Day 14: Sucre to Potosi, in which I spend yet more time on a bus and confront the harrowing reality of the continent’s colonial history

Began the day by boarding what I thought was the minibus to the bus station, only to find that it was instead the bus to Potosi. This was probably the most pleasant surprise I’d had on the trip since the miracle of the flight to Peru.

With two seats to myself at the back of the bus with a fine view of the locked toilet on one side and the black smoke being pumped out of the bus on the other, I was able to sit back and bask in sweet solitude as up ahead of me the rest of the group dozed and out through the windows I could watch the changing landscapes of this sparsely populated region of Bolivia.

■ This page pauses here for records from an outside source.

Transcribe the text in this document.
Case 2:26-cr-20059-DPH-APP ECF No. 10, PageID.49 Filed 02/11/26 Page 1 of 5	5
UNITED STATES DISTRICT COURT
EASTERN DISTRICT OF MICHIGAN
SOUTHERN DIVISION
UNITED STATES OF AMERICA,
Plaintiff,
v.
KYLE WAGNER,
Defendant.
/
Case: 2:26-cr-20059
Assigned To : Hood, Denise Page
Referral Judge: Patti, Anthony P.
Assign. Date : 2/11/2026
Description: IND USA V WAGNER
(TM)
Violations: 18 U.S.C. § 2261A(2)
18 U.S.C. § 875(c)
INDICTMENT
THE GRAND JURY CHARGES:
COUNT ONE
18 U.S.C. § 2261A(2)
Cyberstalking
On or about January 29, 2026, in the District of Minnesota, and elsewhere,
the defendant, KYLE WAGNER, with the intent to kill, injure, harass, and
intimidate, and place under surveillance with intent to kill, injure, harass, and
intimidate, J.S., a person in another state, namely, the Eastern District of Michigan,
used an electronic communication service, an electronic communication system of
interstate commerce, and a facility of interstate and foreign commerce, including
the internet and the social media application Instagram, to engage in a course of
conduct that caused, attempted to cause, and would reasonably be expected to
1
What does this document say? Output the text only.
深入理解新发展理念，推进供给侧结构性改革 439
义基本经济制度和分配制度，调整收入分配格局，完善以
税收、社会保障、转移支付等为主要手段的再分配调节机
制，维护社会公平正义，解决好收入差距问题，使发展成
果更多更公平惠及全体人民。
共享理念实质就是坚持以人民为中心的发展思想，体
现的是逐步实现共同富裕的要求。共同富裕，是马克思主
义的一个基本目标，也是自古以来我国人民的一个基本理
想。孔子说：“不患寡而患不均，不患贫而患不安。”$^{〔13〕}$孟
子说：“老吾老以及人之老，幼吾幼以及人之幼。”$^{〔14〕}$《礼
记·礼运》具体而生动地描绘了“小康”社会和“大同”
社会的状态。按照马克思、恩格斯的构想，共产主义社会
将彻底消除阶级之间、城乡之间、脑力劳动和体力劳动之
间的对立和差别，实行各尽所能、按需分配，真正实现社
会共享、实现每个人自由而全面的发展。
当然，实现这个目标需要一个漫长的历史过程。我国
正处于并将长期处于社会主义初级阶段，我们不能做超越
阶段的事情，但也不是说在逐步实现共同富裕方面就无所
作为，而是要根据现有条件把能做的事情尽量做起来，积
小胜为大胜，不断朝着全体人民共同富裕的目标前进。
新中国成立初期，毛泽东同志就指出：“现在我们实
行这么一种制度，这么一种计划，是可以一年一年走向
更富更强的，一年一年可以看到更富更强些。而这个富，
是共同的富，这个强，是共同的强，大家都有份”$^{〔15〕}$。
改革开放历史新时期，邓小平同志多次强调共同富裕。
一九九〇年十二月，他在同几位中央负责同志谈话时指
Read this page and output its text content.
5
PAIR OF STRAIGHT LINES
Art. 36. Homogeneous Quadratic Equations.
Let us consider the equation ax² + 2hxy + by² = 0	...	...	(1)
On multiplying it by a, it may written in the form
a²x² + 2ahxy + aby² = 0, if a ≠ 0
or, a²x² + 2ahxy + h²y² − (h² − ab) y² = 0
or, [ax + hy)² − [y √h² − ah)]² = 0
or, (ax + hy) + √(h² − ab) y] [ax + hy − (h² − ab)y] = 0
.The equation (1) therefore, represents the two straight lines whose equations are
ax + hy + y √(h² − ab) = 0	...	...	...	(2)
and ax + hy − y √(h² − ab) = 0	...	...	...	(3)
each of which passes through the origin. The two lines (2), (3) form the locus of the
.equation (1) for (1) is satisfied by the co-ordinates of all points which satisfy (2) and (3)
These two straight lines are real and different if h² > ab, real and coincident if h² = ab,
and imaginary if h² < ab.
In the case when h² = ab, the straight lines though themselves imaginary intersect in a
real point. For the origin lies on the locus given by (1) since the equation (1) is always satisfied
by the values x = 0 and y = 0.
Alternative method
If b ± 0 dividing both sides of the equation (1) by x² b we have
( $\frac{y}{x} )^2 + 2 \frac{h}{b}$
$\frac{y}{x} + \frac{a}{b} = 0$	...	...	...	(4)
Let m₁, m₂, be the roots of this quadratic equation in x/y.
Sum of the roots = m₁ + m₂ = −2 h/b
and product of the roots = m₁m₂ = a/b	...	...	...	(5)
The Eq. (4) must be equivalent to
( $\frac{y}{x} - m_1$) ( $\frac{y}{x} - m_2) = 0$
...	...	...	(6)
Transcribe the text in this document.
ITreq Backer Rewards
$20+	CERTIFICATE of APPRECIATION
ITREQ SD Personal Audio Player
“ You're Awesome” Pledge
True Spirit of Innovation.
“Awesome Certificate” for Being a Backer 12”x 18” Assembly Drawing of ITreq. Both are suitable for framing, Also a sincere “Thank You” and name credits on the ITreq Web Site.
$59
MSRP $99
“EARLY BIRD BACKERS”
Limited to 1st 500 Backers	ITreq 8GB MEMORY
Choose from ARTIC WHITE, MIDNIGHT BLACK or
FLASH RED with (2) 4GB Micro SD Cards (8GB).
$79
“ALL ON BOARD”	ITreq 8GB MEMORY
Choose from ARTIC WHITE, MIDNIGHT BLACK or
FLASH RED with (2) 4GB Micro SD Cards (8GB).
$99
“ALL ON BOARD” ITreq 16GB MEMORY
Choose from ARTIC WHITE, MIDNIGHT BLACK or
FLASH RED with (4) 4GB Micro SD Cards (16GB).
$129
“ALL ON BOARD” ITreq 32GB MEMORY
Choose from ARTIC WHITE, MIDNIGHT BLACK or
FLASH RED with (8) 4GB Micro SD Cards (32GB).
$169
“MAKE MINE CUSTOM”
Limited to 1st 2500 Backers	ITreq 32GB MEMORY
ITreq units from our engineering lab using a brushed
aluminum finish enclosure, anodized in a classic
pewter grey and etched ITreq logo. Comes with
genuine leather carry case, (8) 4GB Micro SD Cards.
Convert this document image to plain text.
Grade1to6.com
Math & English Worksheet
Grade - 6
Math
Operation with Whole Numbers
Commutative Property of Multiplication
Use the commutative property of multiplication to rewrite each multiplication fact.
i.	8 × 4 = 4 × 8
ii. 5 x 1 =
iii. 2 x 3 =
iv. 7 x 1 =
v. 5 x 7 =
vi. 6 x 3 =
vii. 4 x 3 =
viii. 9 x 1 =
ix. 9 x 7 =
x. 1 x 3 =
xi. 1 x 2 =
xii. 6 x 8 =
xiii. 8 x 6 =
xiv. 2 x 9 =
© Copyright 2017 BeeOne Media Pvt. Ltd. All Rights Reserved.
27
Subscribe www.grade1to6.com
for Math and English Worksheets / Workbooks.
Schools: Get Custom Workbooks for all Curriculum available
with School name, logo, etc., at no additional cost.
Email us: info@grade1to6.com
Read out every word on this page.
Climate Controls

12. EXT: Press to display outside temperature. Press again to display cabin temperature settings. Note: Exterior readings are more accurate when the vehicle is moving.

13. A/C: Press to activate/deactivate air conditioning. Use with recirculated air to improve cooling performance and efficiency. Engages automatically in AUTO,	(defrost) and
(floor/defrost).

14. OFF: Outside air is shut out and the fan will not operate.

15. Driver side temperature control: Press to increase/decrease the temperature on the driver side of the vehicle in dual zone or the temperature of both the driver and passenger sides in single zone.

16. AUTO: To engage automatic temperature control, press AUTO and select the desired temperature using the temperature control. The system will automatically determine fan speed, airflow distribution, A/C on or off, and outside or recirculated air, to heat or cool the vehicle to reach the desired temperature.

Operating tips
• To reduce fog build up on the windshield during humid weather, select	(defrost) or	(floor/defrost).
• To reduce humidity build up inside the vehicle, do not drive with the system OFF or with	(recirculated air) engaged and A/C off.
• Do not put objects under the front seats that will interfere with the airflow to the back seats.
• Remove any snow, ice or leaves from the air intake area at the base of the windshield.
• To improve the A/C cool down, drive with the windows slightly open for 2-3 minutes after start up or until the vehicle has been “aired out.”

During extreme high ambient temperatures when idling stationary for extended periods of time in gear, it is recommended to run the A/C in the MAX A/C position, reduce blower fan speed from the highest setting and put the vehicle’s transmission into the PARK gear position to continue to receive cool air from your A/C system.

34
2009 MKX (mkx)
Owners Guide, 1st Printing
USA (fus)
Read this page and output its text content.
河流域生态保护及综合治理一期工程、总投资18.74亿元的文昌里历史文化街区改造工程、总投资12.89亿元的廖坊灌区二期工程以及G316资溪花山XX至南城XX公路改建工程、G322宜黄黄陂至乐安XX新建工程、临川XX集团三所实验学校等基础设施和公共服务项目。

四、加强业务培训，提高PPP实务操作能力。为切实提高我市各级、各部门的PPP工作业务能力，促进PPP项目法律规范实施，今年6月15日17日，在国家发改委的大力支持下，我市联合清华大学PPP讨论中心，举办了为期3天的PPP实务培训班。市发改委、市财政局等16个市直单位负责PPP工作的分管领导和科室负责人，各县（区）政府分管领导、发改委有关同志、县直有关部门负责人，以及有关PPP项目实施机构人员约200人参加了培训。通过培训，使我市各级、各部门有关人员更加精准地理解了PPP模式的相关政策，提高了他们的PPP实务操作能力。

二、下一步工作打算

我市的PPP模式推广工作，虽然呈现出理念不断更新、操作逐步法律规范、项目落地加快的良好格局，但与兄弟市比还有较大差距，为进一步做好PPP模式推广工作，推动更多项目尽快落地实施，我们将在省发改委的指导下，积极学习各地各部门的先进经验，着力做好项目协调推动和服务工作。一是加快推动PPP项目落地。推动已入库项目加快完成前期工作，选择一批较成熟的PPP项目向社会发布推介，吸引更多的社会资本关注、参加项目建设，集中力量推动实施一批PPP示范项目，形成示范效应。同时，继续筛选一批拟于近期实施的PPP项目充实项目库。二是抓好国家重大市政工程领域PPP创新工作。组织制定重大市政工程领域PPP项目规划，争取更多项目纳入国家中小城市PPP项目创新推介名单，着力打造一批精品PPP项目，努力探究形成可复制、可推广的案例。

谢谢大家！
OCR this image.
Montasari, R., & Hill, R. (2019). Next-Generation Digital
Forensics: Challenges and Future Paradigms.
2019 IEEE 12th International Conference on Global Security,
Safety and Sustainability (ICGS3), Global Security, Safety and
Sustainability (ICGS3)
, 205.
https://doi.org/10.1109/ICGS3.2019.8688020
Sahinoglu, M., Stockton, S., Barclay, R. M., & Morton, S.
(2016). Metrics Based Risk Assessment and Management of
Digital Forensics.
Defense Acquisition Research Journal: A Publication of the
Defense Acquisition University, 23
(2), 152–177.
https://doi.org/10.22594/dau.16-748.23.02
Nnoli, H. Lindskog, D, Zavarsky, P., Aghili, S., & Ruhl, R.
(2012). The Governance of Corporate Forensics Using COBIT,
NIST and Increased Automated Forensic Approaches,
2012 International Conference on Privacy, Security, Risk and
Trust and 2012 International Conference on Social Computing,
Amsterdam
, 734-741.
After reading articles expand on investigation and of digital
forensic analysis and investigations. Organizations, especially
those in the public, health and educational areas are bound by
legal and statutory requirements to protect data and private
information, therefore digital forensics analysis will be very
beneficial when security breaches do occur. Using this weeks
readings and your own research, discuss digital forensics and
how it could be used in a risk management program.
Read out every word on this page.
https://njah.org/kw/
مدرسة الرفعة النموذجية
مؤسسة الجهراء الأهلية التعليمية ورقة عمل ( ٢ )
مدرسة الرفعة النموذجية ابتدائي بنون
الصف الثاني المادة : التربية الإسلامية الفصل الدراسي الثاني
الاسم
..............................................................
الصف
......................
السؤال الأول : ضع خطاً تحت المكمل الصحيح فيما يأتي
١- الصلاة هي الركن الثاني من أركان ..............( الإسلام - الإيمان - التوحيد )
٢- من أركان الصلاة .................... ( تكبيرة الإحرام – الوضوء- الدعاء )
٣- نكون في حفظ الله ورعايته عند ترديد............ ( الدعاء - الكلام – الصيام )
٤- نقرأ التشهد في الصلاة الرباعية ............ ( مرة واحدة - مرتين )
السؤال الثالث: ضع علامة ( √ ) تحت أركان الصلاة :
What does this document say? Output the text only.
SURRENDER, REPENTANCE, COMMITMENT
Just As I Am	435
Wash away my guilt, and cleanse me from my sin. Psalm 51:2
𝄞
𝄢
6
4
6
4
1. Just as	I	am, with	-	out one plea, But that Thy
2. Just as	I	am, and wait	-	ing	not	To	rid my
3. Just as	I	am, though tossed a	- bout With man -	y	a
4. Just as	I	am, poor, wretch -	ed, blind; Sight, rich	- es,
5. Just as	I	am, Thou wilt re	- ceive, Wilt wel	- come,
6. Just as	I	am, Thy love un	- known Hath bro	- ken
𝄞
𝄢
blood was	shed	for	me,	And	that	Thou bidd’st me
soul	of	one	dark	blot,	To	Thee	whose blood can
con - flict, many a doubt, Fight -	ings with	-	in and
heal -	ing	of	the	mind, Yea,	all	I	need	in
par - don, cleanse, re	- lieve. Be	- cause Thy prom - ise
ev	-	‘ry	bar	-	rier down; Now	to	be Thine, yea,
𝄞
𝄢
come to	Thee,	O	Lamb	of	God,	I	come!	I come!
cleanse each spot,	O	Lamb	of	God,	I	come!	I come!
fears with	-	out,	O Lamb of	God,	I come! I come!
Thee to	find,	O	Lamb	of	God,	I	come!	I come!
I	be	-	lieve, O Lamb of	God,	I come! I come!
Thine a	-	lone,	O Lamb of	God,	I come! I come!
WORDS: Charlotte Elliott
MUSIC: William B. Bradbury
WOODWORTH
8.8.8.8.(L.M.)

At around halfway through the journey, we stopped at the end of the world to buy water and use the facilities. Or rather, the rest of the group did, I was too afraid that the bus would leave without me if I got off.

During the remainder of the ride some of the other group members provided some entertainment by bickering over whether the windows should be opened or closed. As we rolled into Potosi, we pulled over to take some snaps of the view, and as we were doing so a woman appeared from nowhere and invited us to climb to the top of a tower that even Google Lens can’t give me the name of. Afterwards, we reboarded the bus, along with the woman who’d appeared from nowhere, and continued our journey to the hotel after making a small detour to drop our new friend off at her home.

What is it?
Potosi: Oddly beautiful city with a incredibly sad past and present

After arriving, we were presented with an opportunity to go on a tour of one of the mines. Although the rest of the group signed up, I declined. As the mines are still being used, I disagreed with the voyeuristic nature of the opportunity, and would have felt uncomfortable gawping at men – and sometimes children – working in such appalling conditions. However, it would be disingenuous to claim that that was the only reason that I declined. The truth was I already finding it an effort to breath at the 4000m altitude that we were now at, and feared that the dusty, poorly ventilated mines would finish me off – a dreadful sentiment considering how many have little choice but to work in those conditions and face a life expectancy of forty. Even worse, I also factored in the fact that I didn’t think my insurance provider who think much of me injuring myself in one of the most dangerous mines in the world. So I stayed at the hotel and focused on my breathing, and I was glad that the others went in order to give some work to the miners. On the way there, they bought some gifts for the miners and ran over a dog. You can find videos of similar tours on YouTube. The guide that had accompanied for the past two weeks declined to join the mine tour, saying it found it too heart-breaking to see his people work in such conditions, which I think says it all. It is horrendous to think of the things that the silver from these mines have built, and how little the people who mined it have been left with.